Trying the same exercise with prose, however, is way less successful. Here’s a human-written introduction to a sci-fi story:

It was the scream that woke me every night. Her last sound on the planet as the meteor shower tore through our quarters, ragdolling her out of bed and launching her into the vacuum of space where she was immediately silenced. I’d fling the covers back and pace to the bathroom to throw up, dripping in sweat, replaying her final living moment until it faded with the water sucked down the toilet. It’d been six weeks. Psyche said it’d take four to recover. The company only gave me two. At least work temporarily took my mind off her. Better to be programming than in some mindless assembly job where I’d be constantly mourning.

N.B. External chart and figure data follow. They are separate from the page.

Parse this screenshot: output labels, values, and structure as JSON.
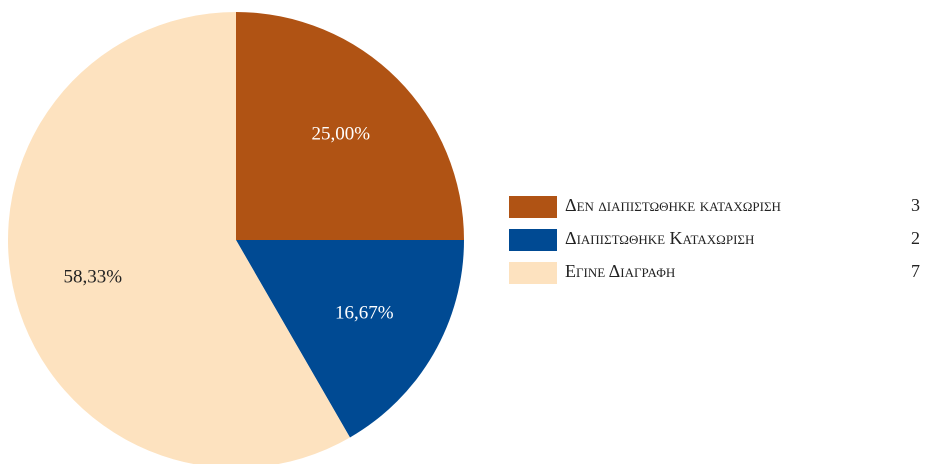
{
  "chart_data": {
    "type": "pie",
    "categories": [
      "Δεν διαπιστωθηκε καταχωριση",
      "Διαπιστωθηκε Καταχωριση",
      "Εγινε Διαγραφη"
    ],
    "values": [
      25,
      16.67,
      58.33
    ],
    "value_labels": [
      "25,00%",
      "16,67%",
      "58,33%"
    ],
    "counts": [
      3,
      2,
      7
    ],
    "colors": [
      "#b05314",
      "#004a93",
      "#fde2bf"
    ],
    "legend": "right"
  }
}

The writing is engaging. It’s showy. It’s intriguing. Can the AI system do better given the prompt: “Write an introduction to a dystopian sci-fi novel”? Here is what it spat back:

In a future where technology has grown beyond human control, the world has become a bleak and oppressive place. Governments have fallen, resources are scarce, and the divide between the wealthy and the working class has widened to a chasm. Amidst this chaos, a small group of rebels emerges, wielding the power of the very technology that has enslaved them. As they struggle to topple the forces of tyranny, they will discover that their fight for freedom comes at a cost, and that the line between hero and villain can be a thin one indeed.

That sounds more like the synopsis for a straight-to-TV movie starring Mario van Peebles. It’s certainly not an introduction to a novel. If anyone was given that brief and turned out the result the AI engine spewed, they’d be shown the door by their editor, let alone reach a publisher.

So, should we worry AI will steal our jobs?

A whirling vortex of books and content

Currently, no. And here’s why: there’s very little intelligence in AI at the moment. It is merely regurgitating human content and pretending it came up with it on its own. That’s like someone writing their own article by copying someone else’s and moving a few words around.

Sadly, the practice of stealing others’ work and passing it off as original has been far too common in the last few decades. Just look at many news sources and it’s obvious they copied from one another for a slice of clickbait ad revenue, sometimes not even bothering to fact check details.

This repetition feeds the search engines, which feed the machine learning algorithms, so what they currently spit out is generic rubbish, because it’s what they’ve been trained is ‘correct’.

The deep irony with the explosion of so-called AI is that it has exposed how little thought has gone into the vast majority of content presented on the web today. By all means, use AI tools as a springboard for inspiration if you are struggling to come up with an angle for a product or services. But, like grammar checkers, don’t rely on them wholesale.

Ultimately, if you’re struggling to come up with compelling reasons to convince customers to buy something, turning to AI for the solution is only going to generate content that’s broadly the same as everyone else’s. How is that going to make you or your client stand out enough to rise above the glut of bland, mediocre content already available?